You have a terroir. It’s the stuff you listen to, the stuff you let shape you. The way you process your past experiences. You need to pay attention to what is grabbing most of your attention. Is it healthy? Does it lead you to produce good fruit?

The winemakers say that the best vines are those that have been stressed. When the vines are stressed they sink their roots deeper searching for the moisture or nutrients they need. The more that happens, but more minerality from the soil they pick up and you can taste it in the fruit. The best stuff comes from vines that have experienced stress.

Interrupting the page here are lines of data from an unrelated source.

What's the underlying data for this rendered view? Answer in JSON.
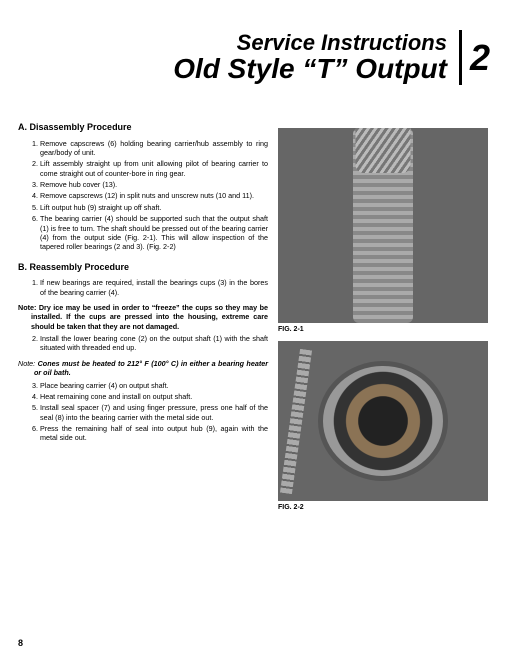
{
  "header": {
    "title": "Service Instructions",
    "subtitle": "Old Style “T” Output",
    "section_number": "2"
  },
  "sections": {
    "a": {
      "label": "A.",
      "heading": "Disassembly Procedure",
      "steps": [
        "Remove capscrews (6) holding bearing carrier/hub assembly to ring gear/body of unit.",
        "Lift assembly straight up from unit allowing pilot of bearing carrier to come straight out of counter-bore in ring gear.",
        "Remove hub cover (13).",
        "Remove capscrews (12) in split nuts and unscrew nuts (10 and 11).",
        "Lift output hub (9) straight up off shaft.",
        "The bearing carrier (4) should be supported such that the output shaft (1) is free to turn. The shaft should be pressed out of the bearing carrier (4) from the output side (Fig. 2-1). This will allow inspection of the tapered roller bearings (2 and 3). (Fig. 2-2)"
      ]
    },
    "b": {
      "label": "B.",
      "heading": "Reassembly Procedure",
      "steps_part1": [
        "If new bearings are required, install the bearings cups (3) in the bores of the bearing carrier (4)."
      ],
      "note1": "Note: Dry ice may be used in order to “freeze” the cups so they may be installed. If the cups are pressed into the housing, extreme care should be taken that they are not damaged.",
      "steps_part2": [
        "Install the lower bearing cone (2) on the output shaft (1) with the shaft situated with threaded end up."
      ],
      "note2_lead": "Note:",
      "note2_body": "Cones must be heated to 212° F (100° C) in either a bearing heater or oil bath.",
      "steps_part3": [
        "Place bearing carrier (4) on output shaft.",
        "Heat remaining cone and install on output shaft.",
        "Install seal spacer (7) and using finger pressure, press one half of the seal (8) into the bearing carrier with the metal side out.",
        "Press the remaining half of seal into output hub (9), again with the metal side out."
      ]
    }
  },
  "figures": {
    "fig1_caption": "FIG. 2-1",
    "fig2_caption": "FIG. 2-2"
  },
  "page_number": "8"
}
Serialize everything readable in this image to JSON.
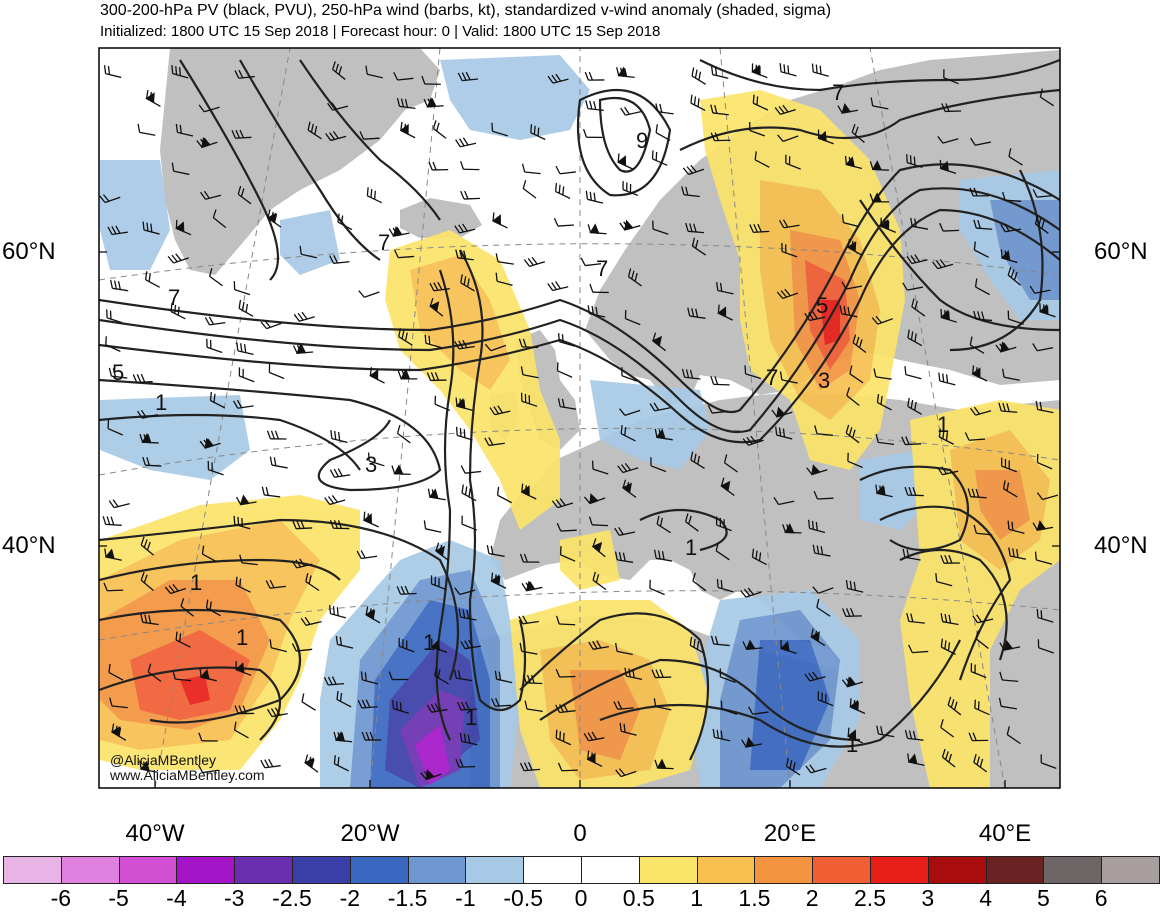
{
  "header": {
    "title": "300-200-hPa PV (black, PVU), 250-hPa wind (barbs, kt), standardized v-wind anomaly (shaded, sigma)",
    "subtitle": "Initialized: 1800 UTC 15 Sep 2018 | Forecast hour: 0 | Valid: 1800 UTC 15 Sep 2018"
  },
  "map": {
    "latitude_labels": [
      "60°N",
      "40°N"
    ],
    "longitude_labels": [
      "40°W",
      "20°W",
      "0",
      "20°E",
      "40°E"
    ],
    "contour_labels": [
      "1",
      "3",
      "5",
      "7",
      "9"
    ],
    "credits": [
      "@AliciaMBentley",
      "www.AliciaMBentley.com"
    ],
    "colors": {
      "land": "#c0c0c0",
      "ocean": "#ffffff",
      "contour": "#222222"
    }
  },
  "colorbar": {
    "labels": [
      "-6",
      "-5",
      "-4",
      "-3",
      "-2.5",
      "-2",
      "-1.5",
      "-1",
      "-0.5",
      "0",
      "0.5",
      "1",
      "1.5",
      "2",
      "2.5",
      "3",
      "4",
      "5",
      "6"
    ],
    "colors": [
      "#e8b4e6",
      "#e081e0",
      "#d24fd4",
      "#a515c8",
      "#6a2fb0",
      "#3a3fa8",
      "#3a68c0",
      "#6e96d0",
      "#a8c9e6",
      "#ffffff",
      "#ffffff",
      "#fbe46a",
      "#f8c050",
      "#f49440",
      "#f05e34",
      "#e81e18",
      "#a80c0c",
      "#6a2222",
      "#6e6566",
      "#a89e9e"
    ]
  }
}
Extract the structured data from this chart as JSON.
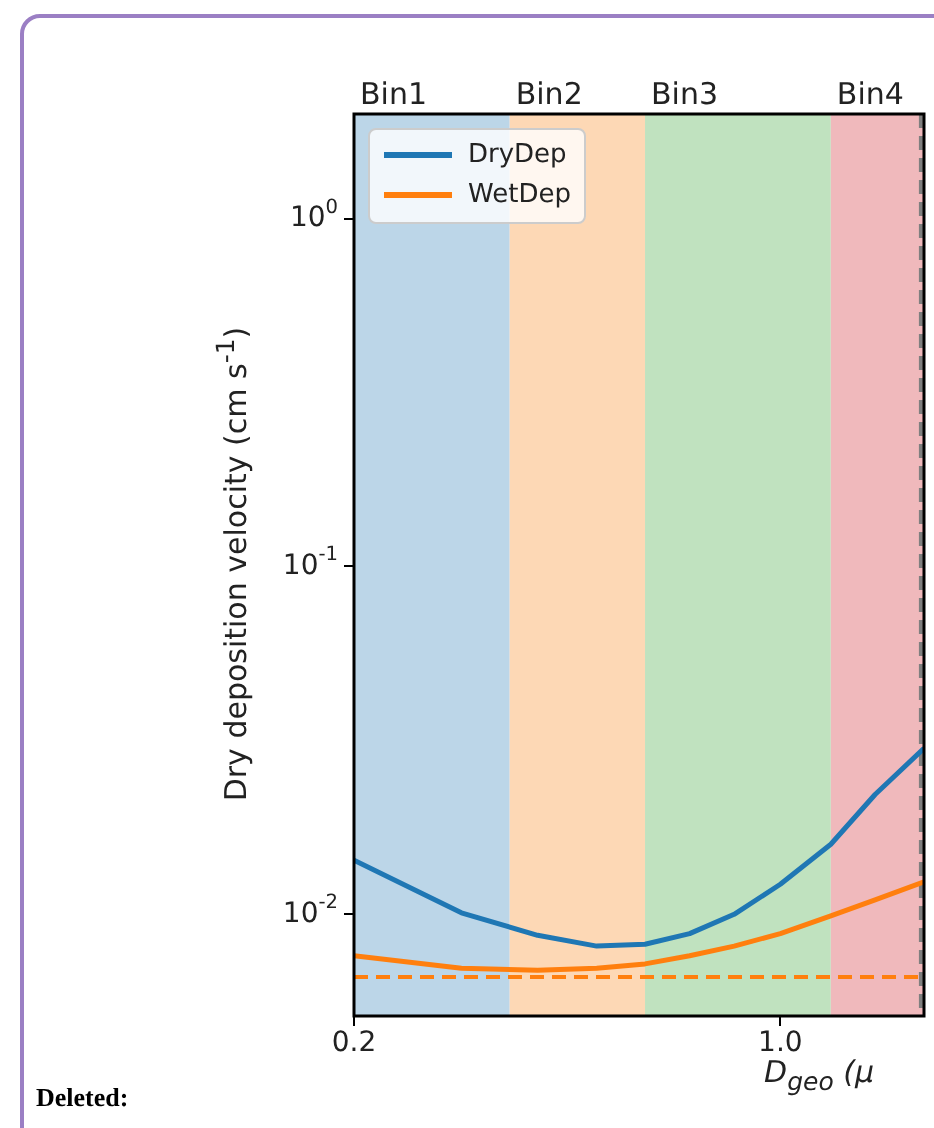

In the same way, we are all under a period of stress–as individuals, as a church, as a community, nation, and world community. We know that right now it’s time to sink our roots deeper. Psalm 1 talks about the tree that grows by sinking its roots into the soil–into God’s grace and word. When we are troubled, instead of freaking out, sink the roots deeper, into what is healthy, and good. Engage in prayer and reaching out to others in love. Pray. Meditate. Turn your experience into good soil.

Can you see God sampling your wine today? He swirls it around in his glass. Holds it up to the light. Breathes deeply and says, “O, this is the good stuff! You hung on when times were tough. Instead of breaking away and quitting, you stayed connected. You went deeper in faith instead of turning away. When things were confusing and didn’t make sense, you refused to be satisfied with shallow answers. All those times you could have acted small and petty, argumentative, and self-righteous but you chose the higher ground have really paid off. Well done, good and faithful servant. Really.”

It all begins with the soil of the garden of your life. Tend to it well my friends.